Film bu bölümde iki farklı ve zıt dünyayı çarpıcı bir şekilde karşı karşıya getirir. İlkinde her davranışın, hareketin, konuşmanın, belirli bir etiquette çerçevesinde disipline edildiği yemek ortamı. Diğerinde ise yeme içme adabından kadın erkek ilişkilerine, davranışları düzenleyen tamamen zıt bir etiquette’in veya etiquette’sizliğin hakim olduğu eğlence ortamı. Titanik filminin bu bölümde canlı bir resmini çizdiği aslında Amerikan beyazlarını ayıran derin sınıfsal yarık. Amerika’da Hockley’ler kadar Dawson’ların da olduğu gerçeği. Filmin örtük olsa da resmini çizdiği başka bir şey daha var. Caledon ve Jack’in Rose’un kalbini kazanmak için giriştiği rekabet, iki sınıfın “gerçek Amerikalılığın” ne olduğuna ilişkin giriştiği tarihi rekabetin temsili. Ve bu rekabet halen daha süregidiyor.

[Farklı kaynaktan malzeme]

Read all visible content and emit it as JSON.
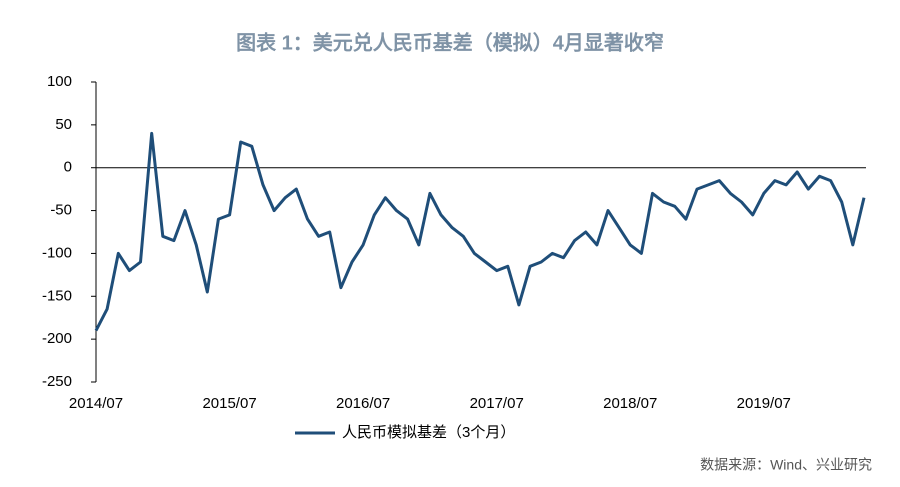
{
  "chart_data": {
    "type": "line",
    "title": "图表 1：美元兑人民币基差（模拟）4月显著收窄",
    "source": "数据来源：Wind、兴业研究",
    "categories": [
      "2014/07",
      null,
      null,
      null,
      null,
      null,
      null,
      null,
      null,
      null,
      null,
      null,
      "2015/07",
      null,
      null,
      null,
      null,
      null,
      null,
      null,
      null,
      null,
      null,
      null,
      "2016/07",
      null,
      null,
      null,
      null,
      null,
      null,
      null,
      null,
      null,
      null,
      null,
      "2017/07",
      null,
      null,
      null,
      null,
      null,
      null,
      null,
      null,
      null,
      null,
      null,
      "2018/07",
      null,
      null,
      null,
      null,
      null,
      null,
      null,
      null,
      null,
      null,
      null,
      "2019/07",
      null,
      null,
      null,
      null,
      null,
      null,
      null,
      null,
      null
    ],
    "series": [
      {
        "name": "人民币模拟基差（3个月）",
        "color": "#1f4e79",
        "values": [
          -190,
          -165,
          -100,
          -120,
          -110,
          40,
          -80,
          -85,
          -50,
          -90,
          -145,
          -60,
          -55,
          30,
          25,
          -20,
          -50,
          -35,
          -25,
          -60,
          -80,
          -75,
          -140,
          -110,
          -90,
          -55,
          -35,
          -50,
          -60,
          -90,
          -30,
          -55,
          -70,
          -80,
          -100,
          -110,
          -120,
          -115,
          -160,
          -115,
          -110,
          -100,
          -105,
          -85,
          -75,
          -90,
          -50,
          -70,
          -90,
          -100,
          -30,
          -40,
          -45,
          -60,
          -25,
          -20,
          -15,
          -30,
          -40,
          -55,
          -30,
          -15,
          -20,
          -5,
          -25,
          -10,
          -15,
          -40,
          -90,
          -35
        ]
      }
    ],
    "ylim": [
      -250,
      100
    ],
    "yticks": [
      -250,
      -200,
      -150,
      -100,
      -50,
      0,
      50,
      100
    ],
    "legend": "bottom"
  }
}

[1] “Avare gezginler, terhis askerler, salıverilmiş mahkumlar, firari kürek mahkumları, dolandırıcılar, şarlatanlar, fakir fukara (Lazzoroni), yankesiciler, üçkağıtçılar, kumarbazlar, pezevenkler (maquereaus), genelev sahipleri, hamallar, okur yazar takımı (literati), sokak müzisyenleri, çöplükçüler, bıçak bileyiciler, tenekeciler, dilenciler – kısacası, o bir oraya bir buraya atılan, belirsiz, dağınık yığın veya Fransızların La boheme’i… o bütün sınıfların dolandırıcısı, süprüntüsü, artığı.” Karl Marx, Louis Bonaparte’ın 18 Brumaire’i.
Matt Wray, Not Quite White: White Trash and the Boundaries of Whiteness, Duke University Press, 2006.